Aaron: It does not surprise me that this book and this line of thinking comes out of the history of architecture, because buildings are the things that we have to think about in the 100 year span. We do not-

Molly: Mm-hmm (affirmative)

Aaron: think about cell phone design in the 100 year span.

Molly: No.

Aaron: We do not think about- really we don’t think about almost anything in the 100 year span.

Molly: No.

Aaron: And- except potentially like being able to live on the Earth and what buildings will look like because we have a pretty good guide that buildings last over 100 years.

Molly: Yeah.

Aaron: If they’re properly built.

Molly: My house of the future is 120 years old.

Aaron: Do you think that was- those gu- why this started with architecture? Was because of that length that it has?

Molly: I think that’s part of it, and I think metaphors.

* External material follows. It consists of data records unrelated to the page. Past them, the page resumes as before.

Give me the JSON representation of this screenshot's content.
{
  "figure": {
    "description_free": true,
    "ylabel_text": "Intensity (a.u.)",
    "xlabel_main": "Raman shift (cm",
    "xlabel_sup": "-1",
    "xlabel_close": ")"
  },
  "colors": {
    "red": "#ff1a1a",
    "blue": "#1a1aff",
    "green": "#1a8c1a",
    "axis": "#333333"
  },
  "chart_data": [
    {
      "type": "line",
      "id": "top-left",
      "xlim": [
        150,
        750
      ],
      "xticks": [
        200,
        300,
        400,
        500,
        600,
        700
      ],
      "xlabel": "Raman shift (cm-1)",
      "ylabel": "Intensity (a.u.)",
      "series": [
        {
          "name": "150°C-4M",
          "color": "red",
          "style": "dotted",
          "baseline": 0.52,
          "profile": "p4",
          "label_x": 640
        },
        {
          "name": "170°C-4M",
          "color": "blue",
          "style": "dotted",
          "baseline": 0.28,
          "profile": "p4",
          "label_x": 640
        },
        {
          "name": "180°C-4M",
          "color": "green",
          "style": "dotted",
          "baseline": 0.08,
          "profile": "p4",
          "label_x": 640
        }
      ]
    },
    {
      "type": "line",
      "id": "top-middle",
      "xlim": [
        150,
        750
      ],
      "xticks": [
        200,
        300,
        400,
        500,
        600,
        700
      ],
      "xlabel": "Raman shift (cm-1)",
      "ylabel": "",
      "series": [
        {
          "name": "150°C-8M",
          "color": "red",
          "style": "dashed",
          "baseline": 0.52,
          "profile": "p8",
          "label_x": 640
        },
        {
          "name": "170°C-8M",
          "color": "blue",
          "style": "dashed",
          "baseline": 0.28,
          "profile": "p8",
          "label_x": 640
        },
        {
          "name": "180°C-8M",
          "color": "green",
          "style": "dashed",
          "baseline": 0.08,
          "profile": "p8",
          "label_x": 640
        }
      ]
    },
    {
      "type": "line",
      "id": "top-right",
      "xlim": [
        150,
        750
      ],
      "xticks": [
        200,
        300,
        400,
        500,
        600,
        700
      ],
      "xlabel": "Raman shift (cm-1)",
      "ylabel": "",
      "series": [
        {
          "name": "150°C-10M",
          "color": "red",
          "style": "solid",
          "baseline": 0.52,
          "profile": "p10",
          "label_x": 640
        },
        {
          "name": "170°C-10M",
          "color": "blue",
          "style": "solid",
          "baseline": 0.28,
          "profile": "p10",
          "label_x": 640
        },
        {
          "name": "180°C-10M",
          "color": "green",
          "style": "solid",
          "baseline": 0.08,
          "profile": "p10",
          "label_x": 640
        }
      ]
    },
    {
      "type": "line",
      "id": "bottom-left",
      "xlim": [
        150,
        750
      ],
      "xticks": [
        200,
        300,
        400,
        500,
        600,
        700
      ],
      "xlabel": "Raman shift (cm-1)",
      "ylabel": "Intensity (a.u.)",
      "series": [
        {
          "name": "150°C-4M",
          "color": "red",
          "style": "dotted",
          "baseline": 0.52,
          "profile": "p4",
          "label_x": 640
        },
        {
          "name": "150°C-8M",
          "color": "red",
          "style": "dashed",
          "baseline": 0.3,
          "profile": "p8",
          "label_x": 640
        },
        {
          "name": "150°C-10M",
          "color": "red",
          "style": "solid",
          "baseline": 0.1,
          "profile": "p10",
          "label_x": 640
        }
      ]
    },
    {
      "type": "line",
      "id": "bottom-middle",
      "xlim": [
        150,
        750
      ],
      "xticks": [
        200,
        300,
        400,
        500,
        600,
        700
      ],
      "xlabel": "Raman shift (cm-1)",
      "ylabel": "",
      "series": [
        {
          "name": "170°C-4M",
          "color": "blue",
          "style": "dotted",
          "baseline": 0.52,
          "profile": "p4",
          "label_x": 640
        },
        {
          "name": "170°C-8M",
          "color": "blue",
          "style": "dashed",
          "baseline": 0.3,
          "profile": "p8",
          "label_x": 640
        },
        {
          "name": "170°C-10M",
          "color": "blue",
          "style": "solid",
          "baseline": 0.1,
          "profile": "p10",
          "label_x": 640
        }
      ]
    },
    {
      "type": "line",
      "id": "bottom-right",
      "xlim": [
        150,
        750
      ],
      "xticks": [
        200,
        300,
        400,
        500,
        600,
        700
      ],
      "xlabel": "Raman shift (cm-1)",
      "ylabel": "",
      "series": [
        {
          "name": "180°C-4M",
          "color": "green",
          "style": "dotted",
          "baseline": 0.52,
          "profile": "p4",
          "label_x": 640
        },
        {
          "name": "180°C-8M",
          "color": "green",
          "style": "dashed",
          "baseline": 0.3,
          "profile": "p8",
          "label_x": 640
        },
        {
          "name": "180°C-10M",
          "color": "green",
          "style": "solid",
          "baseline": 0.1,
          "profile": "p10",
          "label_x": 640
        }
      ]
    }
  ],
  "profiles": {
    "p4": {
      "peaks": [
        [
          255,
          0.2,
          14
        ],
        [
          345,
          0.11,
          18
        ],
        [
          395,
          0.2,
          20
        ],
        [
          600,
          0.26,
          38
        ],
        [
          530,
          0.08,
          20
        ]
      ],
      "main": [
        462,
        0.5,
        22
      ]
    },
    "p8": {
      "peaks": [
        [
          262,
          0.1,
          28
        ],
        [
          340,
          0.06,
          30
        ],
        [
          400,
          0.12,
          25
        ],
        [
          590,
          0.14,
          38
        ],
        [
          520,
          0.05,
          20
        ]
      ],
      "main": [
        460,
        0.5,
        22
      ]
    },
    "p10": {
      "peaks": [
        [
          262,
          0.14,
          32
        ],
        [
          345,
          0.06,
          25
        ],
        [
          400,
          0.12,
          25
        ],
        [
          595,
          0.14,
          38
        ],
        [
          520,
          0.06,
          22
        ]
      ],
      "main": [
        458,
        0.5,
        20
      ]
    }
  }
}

Aaron: Mm-hmm (affirmative)

Molly: You know, we all know what a building is and we all have an idea of what a city or a town is and we have our own feelings of what it is to move through those- those spaces. Those metaphors were powerful ways to think of structuring the early chaos of the world wide web in the 1990s when the web was a much uglier place than it is today.

I also think the longevity is nice and I wish there would be more thought given to the ramifications of desi- design decisions and funding decisions of start ups and technologies but the other thing about architecture is it gives you an interface. Right? All technologies need an interface for people or even programmers to understand them. And architecture was one of the first places where those interfaces developed.

Aaron: How can people who want to read this book, um, find it?

Molly: You can go to my website, which is girlwonder.com. And you can find it on Amazon. You can also find it- it’s MIT Press’ website as well.

Aaron: Google can be used to locate this book.

Molly: This is right.

Aaron: Um, well thank you very much Molly. It’s been great conversation.

Molly: Thank you so much Aaron, it’s been great.